The importance of peripheral pulses, peripheral oedema and local pain for the outcome of diabetic foot ulcers
Summary, in English
In a prospective study, peripheral pulses, claudication, peripheral oedema, and rest pain were evaluated in 314 sequentially presenting diabetic patients with foot ulcers. In the ulcerated limb pedal pulses were found to be present in 44% of the patients, peripheral oedema in 38%, and rest pain in 19%. Twelve per cent had claudication. Presence of pedal pulses was more common in patients whose ulcers underwent primary healing (56%) than in those who healed after amputation (23%) or died (25%, p less than 0.001). Eighty per cent of the patients with pedal pulses present underwent primary healing. However, 49% of patients with absence of pedal pulses also underwent primary healing and 12 patients developed gangrene despite presence of pedal pulses.
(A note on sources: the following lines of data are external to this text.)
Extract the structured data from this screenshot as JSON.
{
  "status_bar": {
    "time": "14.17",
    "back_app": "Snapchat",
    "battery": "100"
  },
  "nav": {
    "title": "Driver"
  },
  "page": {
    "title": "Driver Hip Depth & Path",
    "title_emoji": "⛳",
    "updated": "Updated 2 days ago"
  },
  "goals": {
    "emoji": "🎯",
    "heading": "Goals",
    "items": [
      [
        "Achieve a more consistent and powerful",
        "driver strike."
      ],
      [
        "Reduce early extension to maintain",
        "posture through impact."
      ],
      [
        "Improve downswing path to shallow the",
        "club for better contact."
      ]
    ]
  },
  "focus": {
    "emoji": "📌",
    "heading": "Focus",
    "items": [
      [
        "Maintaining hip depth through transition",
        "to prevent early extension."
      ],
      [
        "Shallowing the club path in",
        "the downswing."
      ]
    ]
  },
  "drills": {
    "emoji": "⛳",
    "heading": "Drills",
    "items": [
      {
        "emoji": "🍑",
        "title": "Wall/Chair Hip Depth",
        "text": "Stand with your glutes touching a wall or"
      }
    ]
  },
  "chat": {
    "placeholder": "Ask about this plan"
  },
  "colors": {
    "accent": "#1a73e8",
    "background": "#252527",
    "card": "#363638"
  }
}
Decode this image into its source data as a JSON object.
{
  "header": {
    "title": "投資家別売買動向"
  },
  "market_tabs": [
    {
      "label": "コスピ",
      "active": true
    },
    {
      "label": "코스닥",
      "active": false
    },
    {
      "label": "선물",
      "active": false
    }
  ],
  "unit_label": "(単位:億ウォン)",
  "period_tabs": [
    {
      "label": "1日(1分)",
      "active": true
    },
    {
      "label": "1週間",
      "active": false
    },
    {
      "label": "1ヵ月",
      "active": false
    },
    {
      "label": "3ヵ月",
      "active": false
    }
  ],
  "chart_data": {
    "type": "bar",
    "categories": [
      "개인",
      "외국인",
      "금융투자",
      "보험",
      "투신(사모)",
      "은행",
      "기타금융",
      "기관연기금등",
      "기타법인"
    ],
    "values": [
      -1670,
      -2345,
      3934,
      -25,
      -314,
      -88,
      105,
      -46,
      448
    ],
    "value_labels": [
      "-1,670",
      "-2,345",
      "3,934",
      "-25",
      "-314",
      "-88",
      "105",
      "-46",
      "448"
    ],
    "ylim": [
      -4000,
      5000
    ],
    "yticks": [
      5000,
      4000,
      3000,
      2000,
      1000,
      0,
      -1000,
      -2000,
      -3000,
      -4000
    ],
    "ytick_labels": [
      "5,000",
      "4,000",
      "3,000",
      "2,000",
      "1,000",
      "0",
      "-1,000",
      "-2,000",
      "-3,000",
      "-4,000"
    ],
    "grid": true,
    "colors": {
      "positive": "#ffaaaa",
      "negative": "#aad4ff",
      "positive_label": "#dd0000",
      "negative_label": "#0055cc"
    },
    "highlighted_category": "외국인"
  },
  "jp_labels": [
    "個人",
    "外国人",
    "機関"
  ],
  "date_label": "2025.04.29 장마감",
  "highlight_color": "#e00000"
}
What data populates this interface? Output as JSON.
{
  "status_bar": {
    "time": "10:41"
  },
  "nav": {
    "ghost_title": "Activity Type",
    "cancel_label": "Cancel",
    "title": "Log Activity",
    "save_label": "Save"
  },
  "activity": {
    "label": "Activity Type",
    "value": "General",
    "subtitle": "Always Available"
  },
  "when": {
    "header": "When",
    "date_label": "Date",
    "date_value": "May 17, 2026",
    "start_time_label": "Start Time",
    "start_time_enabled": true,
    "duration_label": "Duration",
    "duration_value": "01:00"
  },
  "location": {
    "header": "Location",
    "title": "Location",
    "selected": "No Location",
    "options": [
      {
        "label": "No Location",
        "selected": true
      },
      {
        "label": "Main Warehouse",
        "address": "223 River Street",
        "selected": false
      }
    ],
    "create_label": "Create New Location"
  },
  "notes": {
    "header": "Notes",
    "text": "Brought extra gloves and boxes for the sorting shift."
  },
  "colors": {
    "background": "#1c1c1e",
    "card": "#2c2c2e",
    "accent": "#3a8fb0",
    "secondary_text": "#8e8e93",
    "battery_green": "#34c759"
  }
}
Peripheral oedema was more common in patients who required amputation (58%) or died (55%) than in patients with primary healing (26%, p less than 0.001). A tentative predisposing factor was identified in 95% of the patients, the most common factors being neuropathy, congestive heart failure, and previous deep venous thrombosis. Rest pain was more common in patients who required amputation (48%) or died (23%) than in those with primary healing (7%; p less than 0.001). Only 50% of patients with gangrene had rest pain and of these patients, only one underwent primary healing. The presence of pedal pulses, oedema, and rest pain give valuable but imperfect information on the possible primary healing of foot ulcers in diabetic patients.